The judge overseeing Donald Trump’s “hush money” trial in Manhattan slapped a gag order on the 45th President Tuesday afternoon. The gag order forbids Trump from making any statements against plaintiff Stormy Daniels, or against witnesses or prosecutors in the case. ABC News contributor Sarah Isgur calls the gag order an unusual step in the trial, but, as she described Trump’s legal woes for 710 WOR’s Len Berman and Michael Riedel in the Morning program, “unusual” is an understatement for a court case involving Trump.
“They are going to put this gag order on, and it says that Donald Trump can’t talk about any witnesses, staff, anyone involved in this trial, except for the prosecutor,” Isgur explained to Berman and Riedel. “Now you’re basically saying, okay if he violates this gag order, what are you going to do? Gag orders in general are highly disfavored by courts because, obviously, criminal defendants have a right to speak. It’s why most gag orders actually aren’t against the defendants, they’re against the prosecution. Of course, [there are] lots of unusual things for Trump to complain about.”

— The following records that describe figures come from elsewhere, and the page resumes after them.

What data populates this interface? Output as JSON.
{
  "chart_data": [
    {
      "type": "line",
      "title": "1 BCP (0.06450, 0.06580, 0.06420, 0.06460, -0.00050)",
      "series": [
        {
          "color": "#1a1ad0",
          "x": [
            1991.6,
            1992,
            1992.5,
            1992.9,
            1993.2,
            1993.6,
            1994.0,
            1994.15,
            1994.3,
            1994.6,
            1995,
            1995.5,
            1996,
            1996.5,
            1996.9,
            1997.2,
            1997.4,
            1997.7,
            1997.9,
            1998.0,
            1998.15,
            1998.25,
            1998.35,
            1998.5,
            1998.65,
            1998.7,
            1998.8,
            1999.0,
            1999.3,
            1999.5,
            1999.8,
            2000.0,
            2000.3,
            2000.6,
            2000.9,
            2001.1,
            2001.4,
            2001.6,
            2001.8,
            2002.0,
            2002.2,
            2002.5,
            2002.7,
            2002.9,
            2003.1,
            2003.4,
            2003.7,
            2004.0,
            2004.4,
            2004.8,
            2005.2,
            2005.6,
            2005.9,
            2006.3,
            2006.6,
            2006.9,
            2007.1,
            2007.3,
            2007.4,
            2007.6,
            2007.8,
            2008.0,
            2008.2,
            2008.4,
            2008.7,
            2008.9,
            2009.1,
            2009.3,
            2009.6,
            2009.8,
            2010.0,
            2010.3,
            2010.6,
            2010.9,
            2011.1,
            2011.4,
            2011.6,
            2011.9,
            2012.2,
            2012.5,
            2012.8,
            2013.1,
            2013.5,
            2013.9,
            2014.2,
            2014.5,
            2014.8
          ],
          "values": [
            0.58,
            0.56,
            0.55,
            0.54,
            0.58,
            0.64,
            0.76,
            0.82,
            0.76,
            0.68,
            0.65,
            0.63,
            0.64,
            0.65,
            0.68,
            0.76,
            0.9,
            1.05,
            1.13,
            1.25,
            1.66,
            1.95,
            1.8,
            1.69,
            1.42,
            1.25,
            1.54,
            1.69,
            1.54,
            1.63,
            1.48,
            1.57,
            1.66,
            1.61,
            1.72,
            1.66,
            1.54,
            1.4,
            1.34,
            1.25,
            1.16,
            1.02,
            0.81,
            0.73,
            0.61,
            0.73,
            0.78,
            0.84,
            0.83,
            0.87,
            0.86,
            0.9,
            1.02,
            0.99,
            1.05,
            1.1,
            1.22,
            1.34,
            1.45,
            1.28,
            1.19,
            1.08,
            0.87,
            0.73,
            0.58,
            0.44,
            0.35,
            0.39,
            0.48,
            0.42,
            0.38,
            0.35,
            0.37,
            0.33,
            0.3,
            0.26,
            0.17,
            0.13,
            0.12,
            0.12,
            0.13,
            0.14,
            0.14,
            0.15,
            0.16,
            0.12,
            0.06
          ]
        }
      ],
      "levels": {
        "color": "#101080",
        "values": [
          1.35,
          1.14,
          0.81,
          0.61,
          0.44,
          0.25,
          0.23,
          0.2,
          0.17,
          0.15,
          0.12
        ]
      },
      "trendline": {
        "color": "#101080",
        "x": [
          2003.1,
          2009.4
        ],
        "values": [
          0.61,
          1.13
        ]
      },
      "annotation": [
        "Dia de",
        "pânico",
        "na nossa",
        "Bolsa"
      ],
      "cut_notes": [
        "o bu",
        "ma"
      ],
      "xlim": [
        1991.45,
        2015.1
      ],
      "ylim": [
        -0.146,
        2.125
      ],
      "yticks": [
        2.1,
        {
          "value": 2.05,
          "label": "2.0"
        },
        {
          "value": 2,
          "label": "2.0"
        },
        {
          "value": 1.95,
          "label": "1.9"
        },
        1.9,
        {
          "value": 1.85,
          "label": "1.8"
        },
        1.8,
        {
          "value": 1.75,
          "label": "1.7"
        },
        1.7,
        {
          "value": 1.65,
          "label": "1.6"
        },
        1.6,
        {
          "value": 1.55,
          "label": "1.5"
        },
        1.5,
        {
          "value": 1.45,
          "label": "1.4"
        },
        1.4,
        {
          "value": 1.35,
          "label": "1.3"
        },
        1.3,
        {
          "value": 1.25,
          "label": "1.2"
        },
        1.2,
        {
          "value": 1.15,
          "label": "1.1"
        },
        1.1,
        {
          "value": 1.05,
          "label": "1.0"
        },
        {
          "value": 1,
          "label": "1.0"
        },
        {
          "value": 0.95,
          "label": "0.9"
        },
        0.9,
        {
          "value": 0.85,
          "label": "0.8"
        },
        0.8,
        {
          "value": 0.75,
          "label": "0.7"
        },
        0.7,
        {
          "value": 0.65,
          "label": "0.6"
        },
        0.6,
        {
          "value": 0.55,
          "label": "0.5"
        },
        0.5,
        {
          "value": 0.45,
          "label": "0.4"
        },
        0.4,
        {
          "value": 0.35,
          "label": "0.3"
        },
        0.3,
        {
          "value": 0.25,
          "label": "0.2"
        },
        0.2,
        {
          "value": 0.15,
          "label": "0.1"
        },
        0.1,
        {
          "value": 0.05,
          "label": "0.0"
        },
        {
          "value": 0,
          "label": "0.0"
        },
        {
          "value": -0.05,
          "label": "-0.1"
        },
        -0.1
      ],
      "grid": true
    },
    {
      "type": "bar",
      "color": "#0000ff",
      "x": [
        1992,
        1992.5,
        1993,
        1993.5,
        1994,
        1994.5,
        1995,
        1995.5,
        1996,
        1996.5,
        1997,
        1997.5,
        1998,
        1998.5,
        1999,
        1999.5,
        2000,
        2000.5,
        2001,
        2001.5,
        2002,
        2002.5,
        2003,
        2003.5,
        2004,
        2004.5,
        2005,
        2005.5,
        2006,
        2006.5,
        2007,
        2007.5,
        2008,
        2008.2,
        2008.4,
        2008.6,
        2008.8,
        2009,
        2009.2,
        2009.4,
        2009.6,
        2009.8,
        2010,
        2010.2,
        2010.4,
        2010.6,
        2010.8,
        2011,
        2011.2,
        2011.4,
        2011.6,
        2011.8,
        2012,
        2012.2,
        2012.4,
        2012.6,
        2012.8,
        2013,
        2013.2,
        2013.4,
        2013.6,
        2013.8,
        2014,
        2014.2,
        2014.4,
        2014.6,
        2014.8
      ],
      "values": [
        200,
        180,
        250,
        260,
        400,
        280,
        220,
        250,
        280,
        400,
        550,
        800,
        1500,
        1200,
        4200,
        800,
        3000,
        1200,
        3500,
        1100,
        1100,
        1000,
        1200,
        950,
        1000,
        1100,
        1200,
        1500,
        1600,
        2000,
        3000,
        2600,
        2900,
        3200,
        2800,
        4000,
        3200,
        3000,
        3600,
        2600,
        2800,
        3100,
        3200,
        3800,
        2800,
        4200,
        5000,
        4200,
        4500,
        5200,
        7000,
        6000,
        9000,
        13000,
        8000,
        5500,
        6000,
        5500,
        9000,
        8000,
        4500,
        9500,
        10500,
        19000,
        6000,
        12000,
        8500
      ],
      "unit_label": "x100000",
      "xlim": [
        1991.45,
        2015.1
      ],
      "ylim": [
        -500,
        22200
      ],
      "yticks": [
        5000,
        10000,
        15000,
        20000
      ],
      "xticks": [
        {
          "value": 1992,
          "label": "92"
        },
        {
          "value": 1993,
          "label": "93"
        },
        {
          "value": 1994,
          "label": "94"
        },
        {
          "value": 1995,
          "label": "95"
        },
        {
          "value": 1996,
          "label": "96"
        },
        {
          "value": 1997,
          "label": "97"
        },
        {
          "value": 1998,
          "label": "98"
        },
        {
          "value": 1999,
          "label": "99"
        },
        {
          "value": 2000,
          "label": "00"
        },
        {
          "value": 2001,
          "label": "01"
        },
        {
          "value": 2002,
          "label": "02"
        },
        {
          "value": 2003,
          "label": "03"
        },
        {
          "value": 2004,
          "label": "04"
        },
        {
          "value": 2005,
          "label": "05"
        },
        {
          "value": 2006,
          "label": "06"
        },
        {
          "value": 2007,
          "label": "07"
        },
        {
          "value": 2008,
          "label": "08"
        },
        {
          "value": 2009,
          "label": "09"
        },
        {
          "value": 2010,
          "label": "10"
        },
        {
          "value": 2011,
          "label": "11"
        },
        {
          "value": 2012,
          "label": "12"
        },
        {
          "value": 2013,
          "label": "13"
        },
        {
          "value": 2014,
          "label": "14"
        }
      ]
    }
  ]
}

Isgur says she uses an analogy comparing Trump to Paul Scofield to describe the gag order: “This is ‘A Man for All Seasons,’ this is Thomas More back in the Tudor era, saying, ‘Would you cut down all the trees to get to the Devil?’ and [Roper] is like, yeah for sure, it’s the Devil… ‘And then, when the Devil turns around, where will you hide, all the trees and all the laws of England being laid flat?’ The law is there to protect all of us, and if you’re willing to get around it to get Donald Trump, none of us are then protected by it.”
Isgur also gave a synopsis on Trump’s other legal travails, including the Georgia election fraud case: “That’s the one with Fani Willis that at this point has been, I think unfortunately, so discredited because of her actions. We’re still looking at delays in that trial. Donald Trump is now able to appeal the decision by that judge to not remove Fani Willis, so that whole swirl around her “terrible choices”, as the judge referred to them, ‘tremendous bad judgement’ and the ‘odor of mendacity,’ that’s going to continue in Georgia.”